J’ai la conviction au fond de moi que je peux être un des meilleurs coureurs au monde. C’est un rêve qui est encore bien présent et qui revient à chaque fois que je gagne du momentum. Un momentum qui, malheureusement, ne dure jamais bien longtemps et brise mes plans à court ou long terme.


Comment suis-je supposé m’accrocher à ce rêve alors que des coureurs tout autant (sinon plus) talentueux que moi s’entraînent toute leur vie, sans blessure ou revers majeur pour les ralentir dans leur progression, et ne réussissent jamais à atteindre un podium aux Jeux Olympiques?


Sans parler de ceux qui ne se blessent pas, et qui en plus trichent en se dopant. Encore une fois, c’est une majorité qui ne se rend même pas proche d’un top 5 mondial.

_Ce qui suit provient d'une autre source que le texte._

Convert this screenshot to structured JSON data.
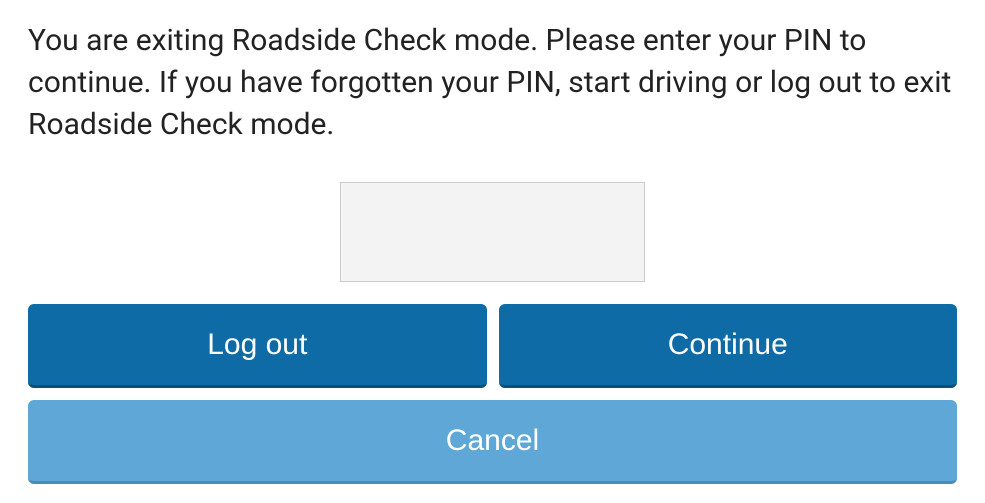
{
  "dialog": {
    "message": "You are exiting Roadside Check mode. Please enter your PIN to continue. If you have forgotten your PIN, start driving or log out to exit Roadside Check mode.",
    "pin_value": "",
    "buttons": {
      "logout": "Log out",
      "continue": "Continue",
      "cancel": "Cancel"
    },
    "colors": {
      "primary": "#0e6ba5",
      "secondary": "#5ea7d6"
    }
  }
}
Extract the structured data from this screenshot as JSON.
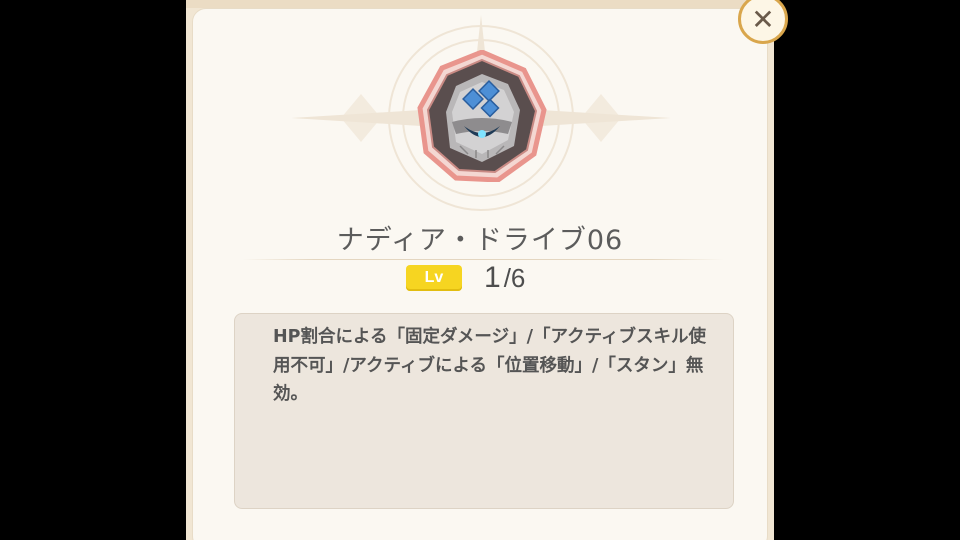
{
  "item": {
    "name": "ナディア・ドライブ06",
    "icon": "golem-emblem-icon"
  },
  "level": {
    "badge": "Lv",
    "current": "1",
    "separator": "/",
    "max": "6"
  },
  "description": "HP割合による「固定ダメージ」/「アクティブスキル使用不可」/アクティブによる「位置移動」/「スタン」無効。",
  "close": {
    "label": "✕",
    "icon": "close-icon"
  },
  "colors": {
    "panel": "#fbf8f2",
    "badge": "#f6d521",
    "emblem_frame": "#e9958d",
    "close_ring": "#d9a64c"
  }
}
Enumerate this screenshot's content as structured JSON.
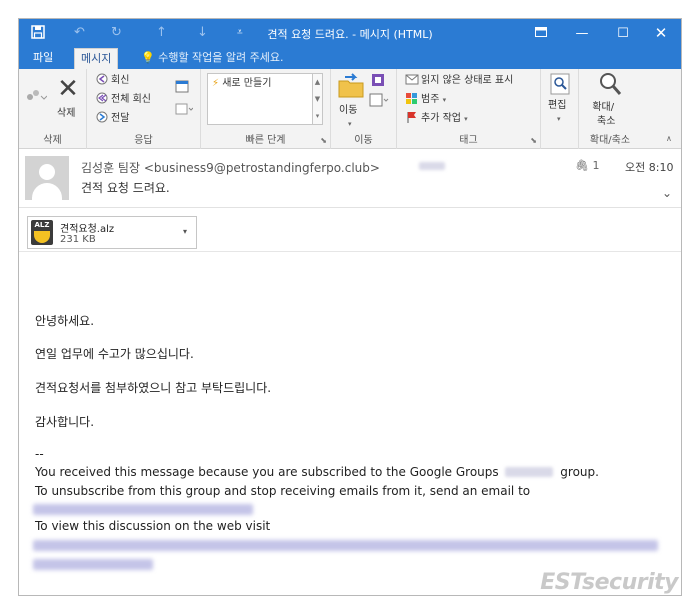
{
  "window": {
    "title": "견적 요청 드려요. - 메시지 (HTML)",
    "colors": {
      "titlebar": "#2b7bd3",
      "ribbon": "#f3f3f3"
    }
  },
  "tabs": {
    "file": "파일",
    "message": "메시지",
    "tell_me": "수행할 작업을 알려 주세요."
  },
  "ribbon": {
    "delete_group": {
      "label": "삭제",
      "delete_button": "삭제"
    },
    "respond_group": {
      "label": "응답",
      "reply": "회신",
      "reply_all": "전체 회신",
      "forward": "전달"
    },
    "quick_steps_group": {
      "label": "빠른 단계",
      "new": "새로 만들기"
    },
    "move_group": {
      "label": "이동",
      "move_button": "이동"
    },
    "tags_group": {
      "label": "태그",
      "mark_unread": "읽지 않은 상태로 표시",
      "categorize": "범주",
      "follow_up": "추가 작업"
    },
    "editing_group": {
      "edit_button": "편집"
    },
    "zoom_group": {
      "label": "확대/축소",
      "zoom_button_line1": "확대/",
      "zoom_button_line2": "축소"
    }
  },
  "header": {
    "sender": "김성훈 팀장 <business9@petrostandingferpo.club>",
    "subject": "견적 요청 드려요.",
    "attachment_count": "1",
    "time": "오전 8:10"
  },
  "attachment": {
    "icon_label": "ALZ",
    "name": "견적요청.alz",
    "size": "231 KB"
  },
  "body": {
    "greeting": "안녕하세요.",
    "line1": "연일 업무에 수고가 많으십니다.",
    "line2": "견적요청서를 첨부하였으니 참고 부탁드립니다.",
    "closing": "감사합니다.",
    "separator": "--",
    "footer1_pre": "You received this message because you are subscribed to the Google Groups",
    "footer1_post": "group.",
    "footer2": "To unsubscribe from this group and stop receiving emails from it, send an email to",
    "footer3": "To view this discussion on the web visit"
  },
  "watermark": "ESTsecurity"
}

Les dernières années n’ont pas été faciles. J’ai pleuré de rage, et chaque blessure semble m’envoyer dans un gouffre qui semble de plus en plus profond. Mais je m’accroche au rêve. Donnez moi 12 mois où je serai en santé, et qui sait…


Je sais pertinemment que lorsque ça va bien, c’est un privilège de pouvoir être un athlète de haut niveau. Même si je porte de lourdes cicatrices physiques et émotionnelles à cause de la course à pied, je sais que les triomphes que l’on peut vivre vont toujours avoir plus de poids que ces les moments plus sombres quand tout sera fini.


Toutefois...jusqu’à quel point est-il acceptable de continuer à se battre sans vraiment avoir de triomphes?


Je me pose la question. J’y répondrai plus tard. La vérité est que je n’ai pas envie d’y répondre maintenant. Je crois qu’il encore temps pour moi de me battre. J’ai encore perdu un round, mais le combat n’est pas fini. Après tout, comme le chante Paul Simon plus tôt dans la chanson:


« Mais encore un homme entendra ce qu’il veut entendre,

et négligera le reste»


P.S. Ceci n’est pas un cri à l’aide. J’ai une équipe médicale et de coaching incroyable qui me suit et nous faisons tout en notre pouvoir pour minimiser les chances de blessures. J’aimerais les remercier ainsi que mes commanditaires, ASICS, Sportium, Polar, et Eye Am qui me supportent inconditionnellement dans cette aventure.